Non-CRUD operations in a RESTful service
What is the "RESTful" way of adding non-CRUD operations to a RESTful service? Say I have a service that allows CRUD access to records like this:
GET /api/car/123 <- Returns information for the Car object with ID 123
POST /api/car <- Creates a new car (with properties in the request)
PUT /api/car/123 <- Updates car 123 (with properties in the request)
DELETE /api/car/123 <- Deletes car 123
POST /api/car/123/wheel/ <- Creates a wheel and associates it to car 123
If I want to change the car's color, I would simply POST /api/car/123
and include a POST variable for the new color.
But let's say I want to purchase a car, and that operation is more complicated than simply updating a "user" record's "owned car" property. Is it RESTful to simply do something like POST /api/car/123/purchase
, where "purchase" is essentially a method name? Or should I use a custom HTTP verb, like PURCHASE
instead of POST
?
Or are non-CRUD operations completely outside the scope of REST?

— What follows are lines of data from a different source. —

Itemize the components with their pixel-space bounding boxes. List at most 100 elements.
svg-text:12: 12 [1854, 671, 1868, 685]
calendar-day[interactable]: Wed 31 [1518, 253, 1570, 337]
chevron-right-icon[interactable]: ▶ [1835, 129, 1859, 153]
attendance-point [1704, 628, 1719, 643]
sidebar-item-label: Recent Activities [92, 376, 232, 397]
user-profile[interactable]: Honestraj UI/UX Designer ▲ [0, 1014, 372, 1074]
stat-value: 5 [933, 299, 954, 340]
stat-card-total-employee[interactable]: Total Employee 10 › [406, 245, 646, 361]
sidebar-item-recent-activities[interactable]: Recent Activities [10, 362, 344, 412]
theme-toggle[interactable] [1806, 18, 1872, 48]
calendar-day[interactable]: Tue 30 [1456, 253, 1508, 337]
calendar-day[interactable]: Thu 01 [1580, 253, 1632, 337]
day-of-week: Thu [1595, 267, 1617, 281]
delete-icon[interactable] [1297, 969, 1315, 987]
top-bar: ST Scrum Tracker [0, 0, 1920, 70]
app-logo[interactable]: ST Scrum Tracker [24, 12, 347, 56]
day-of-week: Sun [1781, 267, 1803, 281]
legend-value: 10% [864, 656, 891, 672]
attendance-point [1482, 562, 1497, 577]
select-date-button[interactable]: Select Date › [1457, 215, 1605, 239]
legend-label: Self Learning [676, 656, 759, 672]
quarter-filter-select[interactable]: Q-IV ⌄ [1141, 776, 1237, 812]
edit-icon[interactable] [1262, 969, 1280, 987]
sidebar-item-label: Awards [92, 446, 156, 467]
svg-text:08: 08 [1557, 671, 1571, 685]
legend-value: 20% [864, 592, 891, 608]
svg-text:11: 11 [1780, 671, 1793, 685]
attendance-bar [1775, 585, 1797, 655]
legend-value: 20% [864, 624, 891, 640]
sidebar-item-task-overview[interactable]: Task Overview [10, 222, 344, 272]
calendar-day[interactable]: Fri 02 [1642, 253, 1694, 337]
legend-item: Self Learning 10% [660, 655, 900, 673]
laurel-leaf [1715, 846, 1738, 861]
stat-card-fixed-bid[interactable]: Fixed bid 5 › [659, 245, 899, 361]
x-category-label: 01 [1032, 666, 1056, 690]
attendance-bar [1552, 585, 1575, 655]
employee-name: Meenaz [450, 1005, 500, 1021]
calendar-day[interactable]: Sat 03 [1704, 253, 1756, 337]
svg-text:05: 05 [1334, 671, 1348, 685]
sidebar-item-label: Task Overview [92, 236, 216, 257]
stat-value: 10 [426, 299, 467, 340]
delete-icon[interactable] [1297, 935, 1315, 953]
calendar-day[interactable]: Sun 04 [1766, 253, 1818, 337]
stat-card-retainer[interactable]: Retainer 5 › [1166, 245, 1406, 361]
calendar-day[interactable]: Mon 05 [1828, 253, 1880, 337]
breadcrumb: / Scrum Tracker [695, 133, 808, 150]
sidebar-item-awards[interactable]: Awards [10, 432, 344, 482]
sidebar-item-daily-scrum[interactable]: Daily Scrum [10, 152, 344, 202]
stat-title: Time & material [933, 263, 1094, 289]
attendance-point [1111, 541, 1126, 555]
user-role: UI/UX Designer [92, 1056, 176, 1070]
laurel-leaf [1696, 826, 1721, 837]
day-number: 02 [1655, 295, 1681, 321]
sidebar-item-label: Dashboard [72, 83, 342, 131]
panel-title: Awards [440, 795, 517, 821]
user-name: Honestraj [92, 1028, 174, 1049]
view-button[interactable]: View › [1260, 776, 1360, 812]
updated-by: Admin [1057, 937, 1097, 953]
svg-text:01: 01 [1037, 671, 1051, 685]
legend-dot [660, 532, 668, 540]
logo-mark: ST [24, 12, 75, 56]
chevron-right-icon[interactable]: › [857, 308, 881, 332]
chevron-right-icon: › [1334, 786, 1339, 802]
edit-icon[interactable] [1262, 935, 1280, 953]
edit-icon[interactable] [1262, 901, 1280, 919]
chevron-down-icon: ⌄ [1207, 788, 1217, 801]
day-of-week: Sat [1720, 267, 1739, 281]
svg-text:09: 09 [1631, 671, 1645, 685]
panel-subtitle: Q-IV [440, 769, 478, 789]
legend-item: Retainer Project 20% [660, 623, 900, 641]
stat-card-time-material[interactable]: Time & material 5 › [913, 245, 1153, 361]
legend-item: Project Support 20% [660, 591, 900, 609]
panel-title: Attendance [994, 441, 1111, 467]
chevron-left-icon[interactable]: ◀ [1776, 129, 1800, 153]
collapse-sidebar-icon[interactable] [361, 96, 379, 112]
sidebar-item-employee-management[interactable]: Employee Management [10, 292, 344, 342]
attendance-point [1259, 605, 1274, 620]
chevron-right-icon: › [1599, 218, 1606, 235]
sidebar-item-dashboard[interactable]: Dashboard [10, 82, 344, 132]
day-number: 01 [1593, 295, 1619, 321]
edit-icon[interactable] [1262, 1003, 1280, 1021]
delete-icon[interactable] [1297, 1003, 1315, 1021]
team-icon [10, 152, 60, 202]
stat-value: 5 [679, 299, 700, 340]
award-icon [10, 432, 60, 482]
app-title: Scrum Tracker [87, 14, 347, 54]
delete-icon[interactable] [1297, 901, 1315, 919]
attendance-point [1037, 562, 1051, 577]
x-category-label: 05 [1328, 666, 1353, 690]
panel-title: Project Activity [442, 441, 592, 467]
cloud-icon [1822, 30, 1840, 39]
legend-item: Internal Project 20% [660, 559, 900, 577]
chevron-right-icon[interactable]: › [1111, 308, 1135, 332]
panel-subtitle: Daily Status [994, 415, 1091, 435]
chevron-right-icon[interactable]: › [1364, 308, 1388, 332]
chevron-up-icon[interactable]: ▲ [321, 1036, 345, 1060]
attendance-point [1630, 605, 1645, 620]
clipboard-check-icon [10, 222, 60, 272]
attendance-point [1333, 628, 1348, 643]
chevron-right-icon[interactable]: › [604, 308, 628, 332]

Think about purchase as a business entity or a resource in RESTful dictionary. That being said, making a purchase is actually creating a new resource. So:
POST /api/purchase
will place a new order. The details (user, car, etc.) should be referenced by id (or URI) inside the contents sent to this address.
It doesn't matter that ordering a car is not just a simple INSERT in the database. Actually, REST is not about exposing your database tables as CRUD operations. From logical point of view you are creating an order (purchase), but the server side is free to do as many processing steps as it wants.
You can even abuse HTTP protocol even further. Use Location
header to return a link to newly created order, carefully choose HTTP response codes to inform users about problems (server- or client-side), etc.
The RESTful way as I understand it is that you don't need new HTTP verbs, there's a noun somewhere that will mean what you need to do.
Purchase a car? Well isn't that
POST /api/order
What you're really doing is creating an order. So add another resource for order and post and put there during the order process.
Think in terms of resources rather than method calls.
To finalize the order you'd probably POST /api/order//complete or something similar.